Mittlerweile hatte sich die Herbstsonne hinter den westlichen Buchenwäldern jenseits des Tales niedergetaucht und die Propstei Ursberg, die der Graf erst vor einigen Jahren hatte erbauen lassen, stand mit ihrem hochragenden Turme, beleuchtet von dem graupurpurnen Dämmerungsscheine, mitten unter dem wogenden Erdnebel, der geisterartig aus dem Silberbette der Mindel hervordampfte, einem frommen Wegweiser ähnlich, der sein ehrwürdig Haupt der Sünder zeigt und mit beiden Armen winkt, daß der Unglückliche endlich durch das Irrsal des Unheils und der Schande hindurch sich winde auf den Weg des Friedens und der Seelenruhe.

Meister Hans Netter wollte soeben seinen Fuß zum Hammer lenken, um die Tagesarbeit seiner vielen Gesellen zu besichtigen; und sein Eheweib war schon zum Kamine geeilt, die Abendkost für Meister und Gesellen zu fertigen - da tönte der Jagdlärm schmetternder Waldhörner vom Karrenberge.

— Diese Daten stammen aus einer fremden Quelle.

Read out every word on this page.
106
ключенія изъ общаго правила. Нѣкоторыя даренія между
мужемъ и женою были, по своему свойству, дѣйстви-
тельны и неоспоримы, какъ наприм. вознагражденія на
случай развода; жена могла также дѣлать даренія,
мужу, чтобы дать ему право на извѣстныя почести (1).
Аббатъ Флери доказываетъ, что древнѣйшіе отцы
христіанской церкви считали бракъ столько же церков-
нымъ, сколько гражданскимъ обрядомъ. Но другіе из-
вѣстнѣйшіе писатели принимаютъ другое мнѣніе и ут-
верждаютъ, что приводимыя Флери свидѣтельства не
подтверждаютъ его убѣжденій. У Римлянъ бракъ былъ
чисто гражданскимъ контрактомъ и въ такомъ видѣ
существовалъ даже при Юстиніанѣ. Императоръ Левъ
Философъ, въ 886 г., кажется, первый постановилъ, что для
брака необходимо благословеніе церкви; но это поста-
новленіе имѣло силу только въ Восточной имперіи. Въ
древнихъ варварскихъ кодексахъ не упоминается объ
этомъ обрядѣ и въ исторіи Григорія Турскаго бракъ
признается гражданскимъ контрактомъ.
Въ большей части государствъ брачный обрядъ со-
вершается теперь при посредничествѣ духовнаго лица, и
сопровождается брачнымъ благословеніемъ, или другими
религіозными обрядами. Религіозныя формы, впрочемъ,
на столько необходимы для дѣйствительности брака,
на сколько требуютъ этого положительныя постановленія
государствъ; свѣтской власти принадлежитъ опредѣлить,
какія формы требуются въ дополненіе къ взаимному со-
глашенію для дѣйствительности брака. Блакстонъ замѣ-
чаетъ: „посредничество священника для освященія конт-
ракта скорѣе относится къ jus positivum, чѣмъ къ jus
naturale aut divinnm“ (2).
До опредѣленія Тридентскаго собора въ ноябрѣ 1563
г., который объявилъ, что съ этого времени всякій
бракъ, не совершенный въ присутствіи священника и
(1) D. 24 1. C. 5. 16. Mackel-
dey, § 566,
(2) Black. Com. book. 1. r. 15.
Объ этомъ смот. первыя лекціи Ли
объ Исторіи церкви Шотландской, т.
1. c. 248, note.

Der Pächter wandte neugierig den Blick nach der waldigen Höhe und sah die Schlucht hernieder eine Menge von Reisigen steigen, an der Spitze einen jungen Mann mit grünen Federn auf dem goldverbrämten Hute, im gelben gemsledernen Jagdkleid, einen großäugigen Falken auf der Schulter. Der Troß richtete sich schnurgerade auf des Pächters Haus.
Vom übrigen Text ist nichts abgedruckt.